Sumen Rannie, Commercial Director – SodaStream UK:
“Theresa May has bottled it. Her government has ignored the giant elephant in the room, which takes form in the shape of the 35 million disposable plastic bottles which are sold in the UK every single day. Where are the proven-to-work deposit schemes? Where’s the pressure on bottled water and soft drinks giants to promote an alternative to throw-away plastic?
“Yes, we commend the £7bn investment in research and development, but overall, this 25-year plan is too little and far too late. We cannot afford to wait a quarter of a century to see any real difference in the way we buy and dispose of plastic. The government could focus on an immediate consumer education campaign, which demonstrates the simple alternatives and preventative solutions that Britons can choose every day, such as choosing reusable drinks bottles and multi-use coffee cups.”

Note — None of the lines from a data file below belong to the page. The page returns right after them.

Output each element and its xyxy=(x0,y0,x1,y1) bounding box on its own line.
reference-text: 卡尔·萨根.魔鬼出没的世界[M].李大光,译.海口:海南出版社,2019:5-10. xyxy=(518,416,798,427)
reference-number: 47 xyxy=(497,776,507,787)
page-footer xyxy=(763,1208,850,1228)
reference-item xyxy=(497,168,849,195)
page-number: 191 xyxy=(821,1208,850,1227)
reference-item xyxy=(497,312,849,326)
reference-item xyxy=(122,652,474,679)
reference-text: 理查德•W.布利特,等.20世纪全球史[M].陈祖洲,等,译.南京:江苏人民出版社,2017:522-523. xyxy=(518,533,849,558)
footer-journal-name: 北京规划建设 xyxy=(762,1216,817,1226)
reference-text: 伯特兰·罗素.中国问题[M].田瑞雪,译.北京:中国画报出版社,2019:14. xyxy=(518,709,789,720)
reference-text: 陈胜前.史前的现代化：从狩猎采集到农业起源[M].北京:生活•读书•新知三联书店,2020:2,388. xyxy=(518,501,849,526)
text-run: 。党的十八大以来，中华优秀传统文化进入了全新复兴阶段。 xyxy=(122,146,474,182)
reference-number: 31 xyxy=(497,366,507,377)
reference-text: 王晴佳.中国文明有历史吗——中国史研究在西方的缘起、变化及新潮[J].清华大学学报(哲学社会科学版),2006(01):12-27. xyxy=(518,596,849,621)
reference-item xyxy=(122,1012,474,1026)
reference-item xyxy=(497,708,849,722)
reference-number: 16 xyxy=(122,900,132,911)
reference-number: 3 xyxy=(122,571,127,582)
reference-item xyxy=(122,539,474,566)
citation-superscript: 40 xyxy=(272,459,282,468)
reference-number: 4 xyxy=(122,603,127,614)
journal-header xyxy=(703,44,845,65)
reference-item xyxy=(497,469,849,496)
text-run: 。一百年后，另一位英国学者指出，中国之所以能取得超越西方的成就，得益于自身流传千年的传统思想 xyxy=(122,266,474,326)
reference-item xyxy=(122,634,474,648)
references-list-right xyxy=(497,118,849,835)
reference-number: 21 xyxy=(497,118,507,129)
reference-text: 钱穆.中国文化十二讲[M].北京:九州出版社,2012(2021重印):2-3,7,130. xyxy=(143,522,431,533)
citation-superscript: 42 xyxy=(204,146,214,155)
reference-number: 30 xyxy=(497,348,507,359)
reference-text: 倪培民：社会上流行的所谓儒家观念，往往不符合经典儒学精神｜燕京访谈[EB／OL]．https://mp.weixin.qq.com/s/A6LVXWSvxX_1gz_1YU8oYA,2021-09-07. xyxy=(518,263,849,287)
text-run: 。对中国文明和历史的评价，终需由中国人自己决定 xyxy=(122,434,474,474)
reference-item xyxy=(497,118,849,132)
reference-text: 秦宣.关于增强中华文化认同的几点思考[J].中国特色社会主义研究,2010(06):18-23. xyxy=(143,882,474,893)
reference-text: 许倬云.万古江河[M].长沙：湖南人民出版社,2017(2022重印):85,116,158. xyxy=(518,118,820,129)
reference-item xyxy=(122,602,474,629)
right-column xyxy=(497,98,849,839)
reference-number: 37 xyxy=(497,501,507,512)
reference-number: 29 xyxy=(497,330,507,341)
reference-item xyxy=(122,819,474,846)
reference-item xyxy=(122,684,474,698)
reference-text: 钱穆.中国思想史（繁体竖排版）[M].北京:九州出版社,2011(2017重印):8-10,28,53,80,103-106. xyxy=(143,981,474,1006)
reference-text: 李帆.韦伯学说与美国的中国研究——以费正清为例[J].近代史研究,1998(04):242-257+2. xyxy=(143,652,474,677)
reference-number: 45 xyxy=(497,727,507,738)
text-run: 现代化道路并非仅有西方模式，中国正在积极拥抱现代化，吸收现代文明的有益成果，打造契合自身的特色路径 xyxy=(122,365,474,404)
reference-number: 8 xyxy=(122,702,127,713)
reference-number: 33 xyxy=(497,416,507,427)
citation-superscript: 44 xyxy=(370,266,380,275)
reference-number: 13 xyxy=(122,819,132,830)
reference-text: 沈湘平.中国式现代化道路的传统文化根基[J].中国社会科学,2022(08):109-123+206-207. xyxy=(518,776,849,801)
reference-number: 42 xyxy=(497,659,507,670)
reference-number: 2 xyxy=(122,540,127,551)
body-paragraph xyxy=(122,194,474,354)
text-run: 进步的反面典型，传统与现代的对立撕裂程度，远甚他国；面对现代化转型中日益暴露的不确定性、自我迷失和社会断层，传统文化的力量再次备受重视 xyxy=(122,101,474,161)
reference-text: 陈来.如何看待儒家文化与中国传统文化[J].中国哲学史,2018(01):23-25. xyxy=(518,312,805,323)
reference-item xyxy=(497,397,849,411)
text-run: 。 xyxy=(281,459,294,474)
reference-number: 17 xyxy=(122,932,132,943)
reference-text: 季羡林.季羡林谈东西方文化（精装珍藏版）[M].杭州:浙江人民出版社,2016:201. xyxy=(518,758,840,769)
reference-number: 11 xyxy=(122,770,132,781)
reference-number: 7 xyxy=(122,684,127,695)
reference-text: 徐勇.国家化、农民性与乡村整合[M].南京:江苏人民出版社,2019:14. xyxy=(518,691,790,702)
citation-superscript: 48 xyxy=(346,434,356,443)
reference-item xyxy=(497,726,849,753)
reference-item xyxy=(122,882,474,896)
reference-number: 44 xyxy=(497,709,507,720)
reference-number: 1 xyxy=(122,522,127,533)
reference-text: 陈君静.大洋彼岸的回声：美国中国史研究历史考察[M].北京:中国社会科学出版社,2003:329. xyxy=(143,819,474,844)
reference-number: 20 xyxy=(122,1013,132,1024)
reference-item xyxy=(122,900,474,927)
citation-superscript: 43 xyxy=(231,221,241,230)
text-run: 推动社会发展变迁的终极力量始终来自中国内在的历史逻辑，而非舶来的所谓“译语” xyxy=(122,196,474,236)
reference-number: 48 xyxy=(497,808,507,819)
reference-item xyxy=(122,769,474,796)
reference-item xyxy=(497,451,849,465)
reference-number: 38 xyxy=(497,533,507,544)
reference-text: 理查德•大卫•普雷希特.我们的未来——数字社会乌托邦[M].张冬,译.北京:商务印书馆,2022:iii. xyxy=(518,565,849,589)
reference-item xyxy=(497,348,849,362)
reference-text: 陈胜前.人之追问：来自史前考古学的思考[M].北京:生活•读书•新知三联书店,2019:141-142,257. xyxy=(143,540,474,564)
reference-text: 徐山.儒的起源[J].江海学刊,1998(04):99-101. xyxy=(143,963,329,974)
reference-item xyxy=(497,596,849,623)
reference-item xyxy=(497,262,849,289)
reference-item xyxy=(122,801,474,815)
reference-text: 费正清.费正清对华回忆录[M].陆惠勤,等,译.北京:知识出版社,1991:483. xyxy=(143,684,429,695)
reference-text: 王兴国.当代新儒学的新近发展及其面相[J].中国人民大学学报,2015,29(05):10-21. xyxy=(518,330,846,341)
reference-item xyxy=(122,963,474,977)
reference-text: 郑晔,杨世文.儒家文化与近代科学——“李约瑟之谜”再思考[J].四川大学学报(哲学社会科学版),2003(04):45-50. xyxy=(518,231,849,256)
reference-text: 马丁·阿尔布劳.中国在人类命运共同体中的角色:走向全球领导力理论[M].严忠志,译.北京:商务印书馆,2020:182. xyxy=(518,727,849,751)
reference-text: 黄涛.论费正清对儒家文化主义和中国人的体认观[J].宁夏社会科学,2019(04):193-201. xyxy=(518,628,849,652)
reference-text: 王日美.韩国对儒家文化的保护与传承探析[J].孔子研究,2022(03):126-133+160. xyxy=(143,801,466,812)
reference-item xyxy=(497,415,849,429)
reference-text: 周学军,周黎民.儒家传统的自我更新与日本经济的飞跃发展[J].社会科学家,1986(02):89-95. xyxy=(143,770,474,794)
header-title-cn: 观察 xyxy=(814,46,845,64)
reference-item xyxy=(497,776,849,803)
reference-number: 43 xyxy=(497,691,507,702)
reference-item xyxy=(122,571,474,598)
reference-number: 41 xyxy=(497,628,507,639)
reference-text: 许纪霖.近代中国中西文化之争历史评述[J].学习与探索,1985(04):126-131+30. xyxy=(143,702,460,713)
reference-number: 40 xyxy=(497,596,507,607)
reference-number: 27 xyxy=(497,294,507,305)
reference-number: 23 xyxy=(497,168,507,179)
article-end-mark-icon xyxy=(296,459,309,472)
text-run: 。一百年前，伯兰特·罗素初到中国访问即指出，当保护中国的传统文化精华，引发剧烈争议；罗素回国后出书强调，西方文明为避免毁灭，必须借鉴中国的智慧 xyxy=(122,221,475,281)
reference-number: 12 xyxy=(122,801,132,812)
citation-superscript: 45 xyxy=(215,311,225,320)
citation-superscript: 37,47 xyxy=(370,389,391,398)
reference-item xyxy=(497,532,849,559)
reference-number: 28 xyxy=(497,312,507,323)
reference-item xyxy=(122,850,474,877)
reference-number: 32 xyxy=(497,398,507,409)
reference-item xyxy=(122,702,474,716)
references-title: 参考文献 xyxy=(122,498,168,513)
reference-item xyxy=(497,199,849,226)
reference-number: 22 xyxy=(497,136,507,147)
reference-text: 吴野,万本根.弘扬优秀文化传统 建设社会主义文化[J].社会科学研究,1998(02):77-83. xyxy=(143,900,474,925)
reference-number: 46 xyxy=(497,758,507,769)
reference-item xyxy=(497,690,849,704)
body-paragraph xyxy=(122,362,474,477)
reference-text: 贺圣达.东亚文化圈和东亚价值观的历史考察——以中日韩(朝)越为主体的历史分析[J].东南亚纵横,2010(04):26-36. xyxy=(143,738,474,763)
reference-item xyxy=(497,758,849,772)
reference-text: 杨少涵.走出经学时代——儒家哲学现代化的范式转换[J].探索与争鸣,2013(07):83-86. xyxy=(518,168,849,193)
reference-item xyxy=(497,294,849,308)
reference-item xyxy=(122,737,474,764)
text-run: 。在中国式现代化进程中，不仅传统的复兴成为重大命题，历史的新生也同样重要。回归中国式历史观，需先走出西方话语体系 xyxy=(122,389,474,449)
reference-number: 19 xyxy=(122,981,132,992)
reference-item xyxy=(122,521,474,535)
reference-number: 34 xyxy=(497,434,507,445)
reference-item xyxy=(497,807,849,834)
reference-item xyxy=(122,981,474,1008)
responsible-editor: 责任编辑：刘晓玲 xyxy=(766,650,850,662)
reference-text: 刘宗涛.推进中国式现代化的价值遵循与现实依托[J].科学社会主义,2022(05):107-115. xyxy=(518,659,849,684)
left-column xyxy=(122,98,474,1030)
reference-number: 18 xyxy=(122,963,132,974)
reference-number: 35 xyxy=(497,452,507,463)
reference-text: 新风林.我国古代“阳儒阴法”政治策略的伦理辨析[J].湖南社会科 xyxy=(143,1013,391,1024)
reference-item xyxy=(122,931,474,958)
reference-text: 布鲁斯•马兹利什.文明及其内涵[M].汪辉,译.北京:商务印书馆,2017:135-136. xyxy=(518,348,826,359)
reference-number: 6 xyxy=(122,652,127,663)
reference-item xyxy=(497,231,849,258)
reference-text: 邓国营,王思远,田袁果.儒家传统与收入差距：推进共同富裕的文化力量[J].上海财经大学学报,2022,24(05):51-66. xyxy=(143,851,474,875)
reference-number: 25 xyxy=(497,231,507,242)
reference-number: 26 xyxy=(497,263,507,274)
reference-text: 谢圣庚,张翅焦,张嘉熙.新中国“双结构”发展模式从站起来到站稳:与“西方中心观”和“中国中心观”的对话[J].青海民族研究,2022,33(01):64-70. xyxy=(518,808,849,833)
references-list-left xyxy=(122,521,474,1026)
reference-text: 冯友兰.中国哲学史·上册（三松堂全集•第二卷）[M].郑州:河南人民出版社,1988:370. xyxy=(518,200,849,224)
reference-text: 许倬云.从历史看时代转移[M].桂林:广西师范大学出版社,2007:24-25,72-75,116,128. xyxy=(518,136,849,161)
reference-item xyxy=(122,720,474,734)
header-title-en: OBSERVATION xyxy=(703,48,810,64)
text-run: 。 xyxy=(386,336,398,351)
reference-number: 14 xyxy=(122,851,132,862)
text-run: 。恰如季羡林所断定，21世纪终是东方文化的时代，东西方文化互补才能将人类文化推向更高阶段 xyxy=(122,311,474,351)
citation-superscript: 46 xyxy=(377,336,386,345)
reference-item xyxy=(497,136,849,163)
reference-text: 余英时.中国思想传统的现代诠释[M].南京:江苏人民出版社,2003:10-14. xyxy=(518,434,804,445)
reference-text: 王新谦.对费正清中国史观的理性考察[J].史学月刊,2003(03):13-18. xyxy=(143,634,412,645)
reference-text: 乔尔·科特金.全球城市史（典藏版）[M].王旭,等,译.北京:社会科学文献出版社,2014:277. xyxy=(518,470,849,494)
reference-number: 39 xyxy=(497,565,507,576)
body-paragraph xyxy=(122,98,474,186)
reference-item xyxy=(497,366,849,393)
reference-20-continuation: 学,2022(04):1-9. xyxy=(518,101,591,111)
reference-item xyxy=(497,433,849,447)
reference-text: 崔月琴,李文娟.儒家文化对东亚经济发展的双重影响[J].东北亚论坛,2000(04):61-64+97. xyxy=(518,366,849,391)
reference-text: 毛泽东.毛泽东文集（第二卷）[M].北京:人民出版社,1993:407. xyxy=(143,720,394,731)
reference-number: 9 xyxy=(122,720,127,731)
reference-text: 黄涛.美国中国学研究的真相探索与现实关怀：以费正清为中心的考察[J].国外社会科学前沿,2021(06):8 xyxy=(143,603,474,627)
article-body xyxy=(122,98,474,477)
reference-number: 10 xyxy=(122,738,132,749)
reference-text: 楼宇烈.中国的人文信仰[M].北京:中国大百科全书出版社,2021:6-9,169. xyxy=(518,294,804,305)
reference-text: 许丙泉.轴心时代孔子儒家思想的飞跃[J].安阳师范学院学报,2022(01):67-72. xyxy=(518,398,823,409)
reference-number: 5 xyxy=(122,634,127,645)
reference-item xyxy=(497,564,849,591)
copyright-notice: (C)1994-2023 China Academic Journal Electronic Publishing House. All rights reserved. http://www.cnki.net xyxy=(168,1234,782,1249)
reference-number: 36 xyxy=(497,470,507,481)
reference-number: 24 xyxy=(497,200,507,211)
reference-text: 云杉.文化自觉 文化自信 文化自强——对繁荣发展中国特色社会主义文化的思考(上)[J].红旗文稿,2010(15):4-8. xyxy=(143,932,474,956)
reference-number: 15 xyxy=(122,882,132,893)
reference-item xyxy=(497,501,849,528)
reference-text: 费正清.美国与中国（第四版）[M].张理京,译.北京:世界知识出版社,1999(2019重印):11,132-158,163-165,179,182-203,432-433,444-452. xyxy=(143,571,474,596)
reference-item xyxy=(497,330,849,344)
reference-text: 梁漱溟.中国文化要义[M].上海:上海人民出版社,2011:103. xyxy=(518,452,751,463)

Chris Fry, director, Ramboll:
“One crucial question we have to ask is whether the plan is fit for the future? We need to view the environment in a new way, as value creating for businesses and communities alike. For this plan to be successful and make a real difference, not only now but past 2042, it needs work effectively with the Clean Growth Strategy and Industrial Strategy Initiatives. It’s a missed opportunity for the UK if we don’t capitalise on accelerating technology and innovation. In clean technology this includes marine renewables, circular economy technology and smart cities.
“Implementation pathways will be crucial to success. The nitty gritty details of who, how and what are incredibly important in government strategy and now need to be carefully considered.”